Lantas pria itu memilih untuk kembali ke pos jaga di dekat gerbang.
Sementara Aruna malah berdiri di pagar samping sekolahnya. Menimbang langkah yang harus diambil untuk bisa memanjat tembok tinggi yang diatasnya terdapat lilitan kawat berduri.
Ada sebatang pohon Mahoni besar di tepi jalan yang berdiri kokoh tak jauh dari tembok itu.
"Lebih baik memanjat pohon, lalu meloncati pagar" kata Aruna menimbang lagi rencananya.
"Oke lakukan" katanya lirih lantas memanjat pohon mahoni yang sedang menggugurkan daunnya di musim kemarau.
Tak sulit baginya untuk memanjat pohon yang tingginya melebihi tembok sekolah. Lalu menilik ke dalam sekolahnya dan nampak para murid masih banyak yang bertebaran di luar kelas.

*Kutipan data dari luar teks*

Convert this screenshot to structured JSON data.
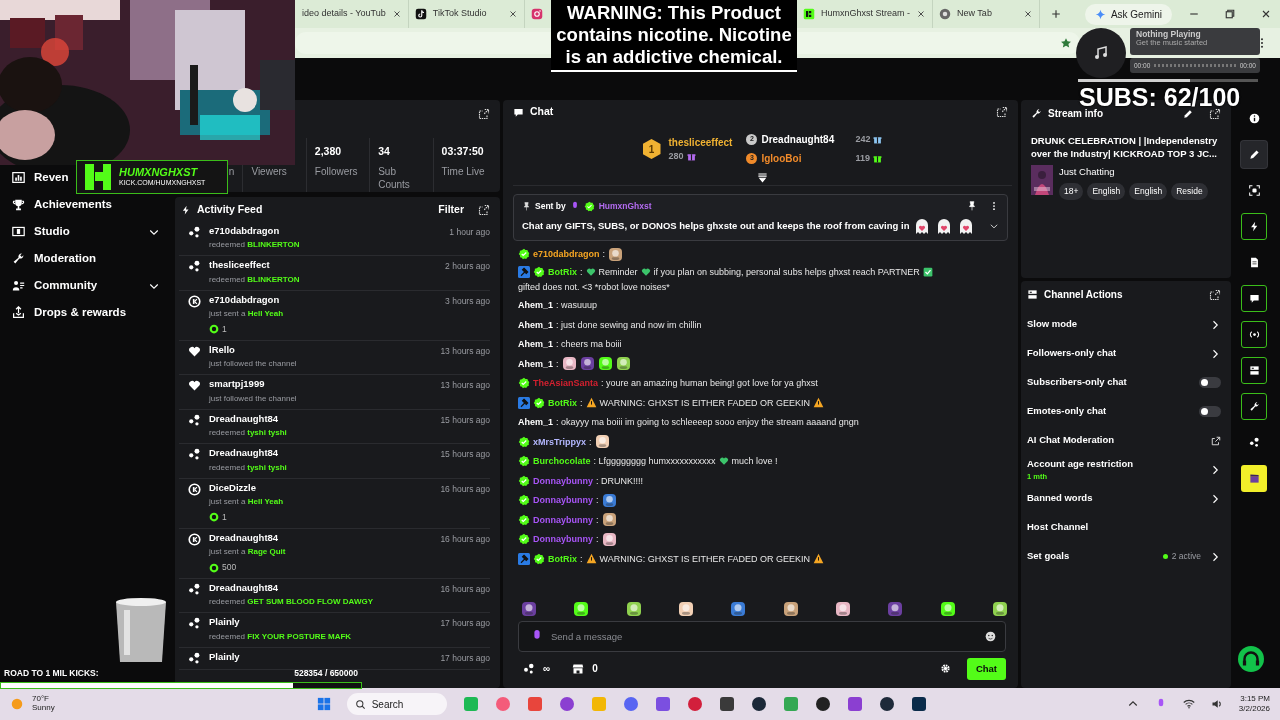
{
  "browser": {
    "tabs": [
      {
        "kind": "page",
        "title": "ideo details - YouTub"
      },
      {
        "kind": "tiktok",
        "title": "TikTok Studio"
      },
      {
        "kind": "instagram"
      },
      {
        "kind": "kick",
        "title": "HumxnGhxst Stream -"
      },
      {
        "kind": "chrome",
        "title": "New Tab"
      }
    ],
    "ask_button": "Ask Gemini"
  },
  "overlay": {
    "logo": {
      "name": "HUMXNGHXST",
      "url": "KICK.COM/HUMXNGHXST"
    },
    "warning": "WARNING: This Product contains nicotine. Nicotine is an addictive chemical.",
    "music": {
      "title": "Nothing Playing",
      "subtitle": "Get the music started",
      "elapsed": "00:00",
      "total": "00:00"
    },
    "subs": {
      "text": "SUBS: 62/100",
      "level": 0.62
    },
    "road": {
      "label": "ROAD TO 1 MIL KICKS:",
      "count": "528354 / 650000",
      "level": 0.81
    }
  },
  "sidebar": {
    "items": [
      {
        "kind": "revenue",
        "label": "Reven"
      },
      {
        "kind": "trophy",
        "label": "Achievements"
      },
      {
        "kind": "studio",
        "label": "Studio",
        "expandable": true
      },
      {
        "kind": "wrench",
        "label": "Moderation"
      },
      {
        "kind": "community",
        "label": "Community",
        "expandable": true
      },
      {
        "kind": "drops",
        "label": "Drops & rewards"
      }
    ]
  },
  "stats": [
    {
      "label": "n"
    },
    {
      "label": "Viewers"
    },
    {
      "value": "2,380",
      "label": "Followers"
    },
    {
      "value": "34",
      "label": "Sub Counts"
    },
    {
      "value": "03:37:50",
      "label": "Time Live"
    }
  ],
  "activity_feed": {
    "title": "Activity Feed",
    "filter": "Filter",
    "items": [
      {
        "kind": "redeem",
        "user": "e710dabdragon",
        "action": "redeemed",
        "highlight": "BLINKERTON",
        "time": "1 hour ago"
      },
      {
        "kind": "redeem",
        "user": "thesliceeffect",
        "action": "redeemed",
        "highlight": "BLINKERTON",
        "time": "2 hours ago"
      },
      {
        "kind": "kicks",
        "user": "e710dabdragon",
        "action": "just sent a",
        "highlight": "Hell Yeah",
        "amount": "1",
        "time": "3 hours ago"
      },
      {
        "kind": "follow",
        "user": "lRello",
        "action": "just followed the channel",
        "time": "13 hours ago"
      },
      {
        "kind": "follow",
        "user": "smartpj1999",
        "action": "just followed the channel",
        "time": "13 hours ago"
      },
      {
        "kind": "redeem",
        "user": "Dreadnaught84",
        "action": "redeemed",
        "highlight": "tyshi tyshi",
        "time": "15 hours ago"
      },
      {
        "kind": "redeem",
        "user": "Dreadnaught84",
        "action": "redeemed",
        "highlight": "tyshi tyshi",
        "time": "15 hours ago"
      },
      {
        "kind": "kicks",
        "user": "DiceDizzle",
        "action": "just sent a",
        "highlight": "Hell Yeah",
        "amount": "1",
        "time": "16 hours ago"
      },
      {
        "kind": "kicks",
        "user": "Dreadnaught84",
        "action": "just sent a",
        "highlight": "Rage Quit",
        "amount": "500",
        "time": "16 hours ago"
      },
      {
        "kind": "redeem",
        "user": "Dreadnaught84",
        "action": "redeemed",
        "highlight": "GET SUM BLOOD FLOW DAWGY",
        "time": "16 hours ago"
      },
      {
        "kind": "redeem",
        "user": "Plainly",
        "action": "redeemed",
        "highlight": "FIX YOUR POSTURE MAFK",
        "time": "17 hours ago"
      },
      {
        "kind": "redeem",
        "user": "Plainly",
        "time": "17 hours ago"
      }
    ]
  },
  "chat": {
    "title": "Chat",
    "leaderboard": [
      {
        "rank": "1",
        "user": "thesliceeffect",
        "count": "280",
        "color": "#b36bf0"
      },
      {
        "rank": "2",
        "user": "Dreadnaught84",
        "count": "242",
        "color": "#8cc4f0"
      },
      {
        "rank": "3",
        "user": "IglooBoi",
        "count": "119",
        "color": "#53fc18"
      }
    ],
    "pinned": {
      "label": "Sent by",
      "user": "HumxnGhxst",
      "text": "Chat any GIFTS, SUBS, or DONOS helps ghxste out and keeps the roof from caving in",
      "parts": [
        {
          "kind": "emote"
        },
        {
          "kind": "emote"
        },
        {
          "kind": "emote"
        }
      ]
    },
    "messages": [
      {
        "user": "e710dabdragon",
        "color": "#f6a623",
        "verified": true,
        "bot": false,
        "parts": [
          {
            "kind": "text",
            "text": ":"
          },
          {
            "kind": "emote"
          }
        ]
      },
      {
        "user": "BotRix",
        "color": "#53fc18",
        "verified": true,
        "bot": true,
        "parts": [
          {
            "kind": "text",
            "text": ":"
          },
          {
            "kind": "heart"
          },
          {
            "kind": "text",
            "text": "Reminder"
          },
          {
            "kind": "heart"
          },
          {
            "kind": "text",
            "text": "if you plan on subbing, personal subs helps ghxst reach PARTNER"
          },
          {
            "kind": "check"
          },
          {
            "kind": "text",
            "text": "gifted does not. <3 *robot love noises*"
          }
        ]
      },
      {
        "user": "Ahem_1",
        "color": "#ffffff",
        "verified": false,
        "bot": false,
        "parts": [
          {
            "kind": "text",
            "text": ": wasuuup"
          }
        ]
      },
      {
        "user": "Ahem_1",
        "color": "#ffffff",
        "verified": false,
        "bot": false,
        "parts": [
          {
            "kind": "text",
            "text": ": just done sewing and now im chillin"
          }
        ]
      },
      {
        "user": "Ahem_1",
        "color": "#ffffff",
        "verified": false,
        "bot": false,
        "parts": [
          {
            "kind": "text",
            "text": ": cheers ma boiii"
          }
        ]
      },
      {
        "user": "Ahem_1",
        "color": "#ffffff",
        "verified": false,
        "bot": false,
        "parts": [
          {
            "kind": "text",
            "text": ":"
          },
          {
            "kind": "emote"
          },
          {
            "kind": "emote"
          },
          {
            "kind": "emote"
          },
          {
            "kind": "emote"
          }
        ]
      },
      {
        "user": "TheAsianSanta",
        "color": "#d2202f",
        "verified": true,
        "bot": false,
        "parts": [
          {
            "kind": "text",
            "text": ": youre an amazing human being! got love for ya ghxst"
          }
        ]
      },
      {
        "user": "BotRix",
        "color": "#53fc18",
        "verified": true,
        "bot": true,
        "parts": [
          {
            "kind": "text",
            "text": ":"
          },
          {
            "kind": "warning"
          },
          {
            "kind": "text",
            "text": "WARNING: GHXST IS EITHER FADED OR GEEKIN"
          },
          {
            "kind": "warning"
          }
        ]
      },
      {
        "user": "Ahem_1",
        "color": "#ffffff",
        "verified": false,
        "bot": false,
        "parts": [
          {
            "kind": "text",
            "text": ": okayyy ma boiii im going to schleeeep sooo enjoy the stream aaaand gngn"
          }
        ]
      },
      {
        "user": "xMrsTrippyx",
        "color": "#b4b8ff",
        "verified": true,
        "bot": false,
        "parts": [
          {
            "kind": "text",
            "text": ":"
          },
          {
            "kind": "emote"
          }
        ]
      },
      {
        "user": "Burchocolate",
        "color": "#53fc18",
        "verified": true,
        "bot": false,
        "parts": [
          {
            "kind": "text",
            "text": ": Lfgggggggg humxxxxxxxxxxx"
          },
          {
            "kind": "heart"
          },
          {
            "kind": "text",
            "text": "much love !"
          }
        ]
      },
      {
        "user": "Donnaybunny",
        "color": "#a855f7",
        "verified": true,
        "bot": false,
        "parts": [
          {
            "kind": "text",
            "text": ": DRUNK!!!!"
          }
        ]
      },
      {
        "user": "Donnaybunny",
        "color": "#a855f7",
        "verified": true,
        "bot": false,
        "parts": [
          {
            "kind": "text",
            "text": ":"
          },
          {
            "kind": "emote"
          }
        ]
      },
      {
        "user": "Donnaybunny",
        "color": "#a855f7",
        "verified": true,
        "bot": false,
        "parts": [
          {
            "kind": "text",
            "text": ":"
          },
          {
            "kind": "emote"
          }
        ]
      },
      {
        "user": "Donnaybunny",
        "color": "#a855f7",
        "verified": true,
        "bot": false,
        "parts": [
          {
            "kind": "text",
            "text": ":"
          },
          {
            "kind": "emote"
          }
        ]
      },
      {
        "user": "BotRix",
        "color": "#53fc18",
        "verified": true,
        "bot": true,
        "parts": [
          {
            "kind": "text",
            "text": ":"
          },
          {
            "kind": "warning"
          },
          {
            "kind": "text",
            "text": "WARNING: GHXST IS EITHER FADED OR GEEKIN"
          },
          {
            "kind": "warning"
          }
        ]
      }
    ],
    "input": {
      "placeholder": "Send a message"
    },
    "points": "∞",
    "store": "0",
    "send": "Chat"
  },
  "stream_info": {
    "title": "Stream info",
    "stream_title": "DRUNK CELEBRATION | |Independenstry over the Industry| KICKROAD TOP 3 JC...",
    "category": "Just Chatting",
    "tags": [
      "18+",
      "English",
      "English",
      "Reside"
    ]
  },
  "channel_actions": {
    "title": "Channel Actions",
    "items": [
      {
        "kind": "chevron",
        "label": "Slow mode"
      },
      {
        "kind": "chevron",
        "label": "Followers-only chat"
      },
      {
        "kind": "toggle",
        "label": "Subscribers-only chat",
        "on": false
      },
      {
        "kind": "toggle",
        "label": "Emotes-only chat",
        "on": false
      },
      {
        "kind": "external",
        "label": "AI Chat Moderation"
      },
      {
        "kind": "chevron",
        "label": "Account age restriction",
        "detail": "1 mth"
      },
      {
        "kind": "chevron",
        "label": "Banned words"
      },
      {
        "kind": "plain",
        "label": "Host Channel"
      },
      {
        "kind": "chevron",
        "label": "Set goals",
        "status": "2 active"
      }
    ]
  },
  "rail": [
    {
      "kind": "info",
      "active": false,
      "selected": false
    },
    {
      "kind": "pencil",
      "active": false,
      "selected": true
    },
    {
      "kind": "capture",
      "active": false,
      "selected": false
    },
    {
      "kind": "bolt",
      "active": true,
      "selected": false
    },
    {
      "kind": "doc",
      "active": false,
      "selected": false
    },
    {
      "kind": "chat",
      "active": true,
      "selected": false
    },
    {
      "kind": "broadcast",
      "active": true,
      "selected": false
    },
    {
      "kind": "channel",
      "active": true,
      "selected": false
    },
    {
      "kind": "wrench",
      "active": true,
      "selected": false
    },
    {
      "kind": "dots",
      "active": false,
      "selected": false
    },
    {
      "kind": "clapper",
      "active": false,
      "selected": false,
      "color": "#f2ef2a"
    }
  ],
  "taskbar": {
    "temperature": "70°F",
    "weather": "Sunny",
    "search": "Search",
    "apps": [
      {
        "color": "#1db954"
      },
      {
        "color": "#f45b7a"
      },
      {
        "color": "#e8453c"
      },
      {
        "color": "#8b3fd1"
      },
      {
        "color": "#f2b705"
      },
      {
        "color": "#5865f2"
      },
      {
        "color": "#7b4fe0"
      },
      {
        "color": "#d21f3c"
      },
      {
        "color": "#3a3a3a"
      },
      {
        "color": "#1b2838"
      },
      {
        "color": "#34a853"
      },
      {
        "color": "#222222"
      },
      {
        "color": "#8b3fd1"
      },
      {
        "color": "#1e2a3a"
      },
      {
        "color": "#0a2b4a"
      }
    ],
    "time": "3:15 PM",
    "date": "3/2/2026"
  }
}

Ada taman si balik tembok. Gundukan tanahnya nampak lebih tinggi daripada jalanan yang menghubungkan taman itu dengan koridor sekolah.
Aruna berdiri di dahan yang menonjol, memantapkan tekad lantas meloncat ke permukaan taman dengan tumpuan kakinya.
Brugh!
Suara gedebuk membuat beberapa murid menoleh ke arahnya. Lantas dia meletakkan telunjuk di bibirnya agar mereka diam.
Untung saja tak ada yang memperdulikan kelakuannya. Aruna bisa berjalan santai ke arah kelasnya yang harus melewati pos satpam.
Tapi ada yang aneh disini. Nampak diluar pagar ada juga siswa yang datang terlambat. Siswa bermobil itu melambaikan selembar uang berwarna merah agar satpam yang tadi mau membukakan pintu.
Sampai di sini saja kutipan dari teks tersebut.